Rwandan roots and an international upbringing mark Corneille Nyungura who was born in Germany. When he was six years old his family moved back to Rwanda. Corneille described this move as “ going to a place where he belonged” but this feeling was short-lived when in 1994 Rwanda’s President Habyarimana was assassinated. What followed was a horrific massacre that saw 80,000 people killed, among them were Corneille’s parents and relatives. He managed to escape with his life, living first in Kinshasa then Germany where some family friends took him in.

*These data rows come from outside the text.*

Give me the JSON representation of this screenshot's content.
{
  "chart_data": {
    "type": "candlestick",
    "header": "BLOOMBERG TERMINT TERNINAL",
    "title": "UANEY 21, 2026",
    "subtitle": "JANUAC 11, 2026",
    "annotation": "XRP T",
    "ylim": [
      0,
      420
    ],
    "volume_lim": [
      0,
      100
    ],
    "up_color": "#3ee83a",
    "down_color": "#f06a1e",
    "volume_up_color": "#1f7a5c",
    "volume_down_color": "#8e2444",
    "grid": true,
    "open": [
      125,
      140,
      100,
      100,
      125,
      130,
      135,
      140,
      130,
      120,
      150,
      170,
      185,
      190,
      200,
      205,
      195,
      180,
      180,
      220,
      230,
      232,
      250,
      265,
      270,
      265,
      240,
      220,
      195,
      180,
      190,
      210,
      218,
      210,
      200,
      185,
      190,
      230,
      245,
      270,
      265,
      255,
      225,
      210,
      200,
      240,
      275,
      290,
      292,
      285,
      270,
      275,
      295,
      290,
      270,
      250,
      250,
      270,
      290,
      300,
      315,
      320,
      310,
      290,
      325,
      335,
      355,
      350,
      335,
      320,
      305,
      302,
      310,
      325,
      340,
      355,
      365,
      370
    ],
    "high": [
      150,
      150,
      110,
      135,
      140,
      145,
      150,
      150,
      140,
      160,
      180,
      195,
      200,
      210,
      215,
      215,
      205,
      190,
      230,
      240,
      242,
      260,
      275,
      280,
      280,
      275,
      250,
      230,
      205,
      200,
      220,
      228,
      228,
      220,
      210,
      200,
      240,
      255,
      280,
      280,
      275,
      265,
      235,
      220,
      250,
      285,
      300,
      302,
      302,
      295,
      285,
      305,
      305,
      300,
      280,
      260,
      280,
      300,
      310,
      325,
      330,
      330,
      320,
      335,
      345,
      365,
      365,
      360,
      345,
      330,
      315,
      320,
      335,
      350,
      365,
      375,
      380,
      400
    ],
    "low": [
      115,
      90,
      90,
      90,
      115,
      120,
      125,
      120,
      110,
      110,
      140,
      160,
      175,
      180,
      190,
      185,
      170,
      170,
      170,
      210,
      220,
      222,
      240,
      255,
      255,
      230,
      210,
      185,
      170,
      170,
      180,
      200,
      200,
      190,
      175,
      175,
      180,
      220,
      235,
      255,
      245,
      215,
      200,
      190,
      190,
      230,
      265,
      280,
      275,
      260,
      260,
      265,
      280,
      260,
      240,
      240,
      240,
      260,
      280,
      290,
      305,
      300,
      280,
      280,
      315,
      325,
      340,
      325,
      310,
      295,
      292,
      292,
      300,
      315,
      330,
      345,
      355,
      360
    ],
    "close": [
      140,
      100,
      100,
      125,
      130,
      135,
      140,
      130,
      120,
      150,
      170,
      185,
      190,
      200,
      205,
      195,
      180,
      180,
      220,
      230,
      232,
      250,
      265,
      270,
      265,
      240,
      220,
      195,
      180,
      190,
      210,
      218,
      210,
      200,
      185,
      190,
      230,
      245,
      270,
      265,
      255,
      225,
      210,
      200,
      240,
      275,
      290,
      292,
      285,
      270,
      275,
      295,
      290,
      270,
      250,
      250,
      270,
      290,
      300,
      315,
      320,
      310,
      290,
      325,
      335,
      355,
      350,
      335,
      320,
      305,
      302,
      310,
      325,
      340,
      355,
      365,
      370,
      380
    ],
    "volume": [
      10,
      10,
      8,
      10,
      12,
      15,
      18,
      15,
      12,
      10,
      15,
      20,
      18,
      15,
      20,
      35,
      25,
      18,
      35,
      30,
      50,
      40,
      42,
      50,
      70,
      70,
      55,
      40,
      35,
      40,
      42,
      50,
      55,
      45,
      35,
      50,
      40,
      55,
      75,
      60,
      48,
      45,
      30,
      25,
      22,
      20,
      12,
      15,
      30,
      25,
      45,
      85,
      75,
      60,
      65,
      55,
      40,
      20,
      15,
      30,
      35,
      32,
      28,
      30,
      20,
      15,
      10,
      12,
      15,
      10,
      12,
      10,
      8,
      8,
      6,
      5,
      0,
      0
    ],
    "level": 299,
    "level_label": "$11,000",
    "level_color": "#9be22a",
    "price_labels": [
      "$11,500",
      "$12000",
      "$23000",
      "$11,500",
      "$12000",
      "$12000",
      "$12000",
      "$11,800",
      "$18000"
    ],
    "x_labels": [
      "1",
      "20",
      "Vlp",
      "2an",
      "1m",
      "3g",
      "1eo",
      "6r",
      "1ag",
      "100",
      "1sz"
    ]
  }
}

“For a good ten years after the genocide,” he says, “I lived in a great deal of denial. But I managed not to get too bitter because I had parents who always made me feel special. It’s a sort of pain that you can have closure with. I know I’m not going to be able to talk to my family ever again, but they left me with memories filled with such love that I don’t have that much anger.” He lived in Germany for three yeas before moving to Montreal where he released his first album Parce Qu’on Vient de Loin. Though not initially a hit in Canada, the album was an overnight success in France and this prompted it’s re-release in Canada where it eventually went platinum.
Corneille, who has recorded with Yossou N’Dour, is a goodwill ambassador as well spokesperson for Red Cross. He is latest effort is the The Birth Of Cornelius album which he recorded in English.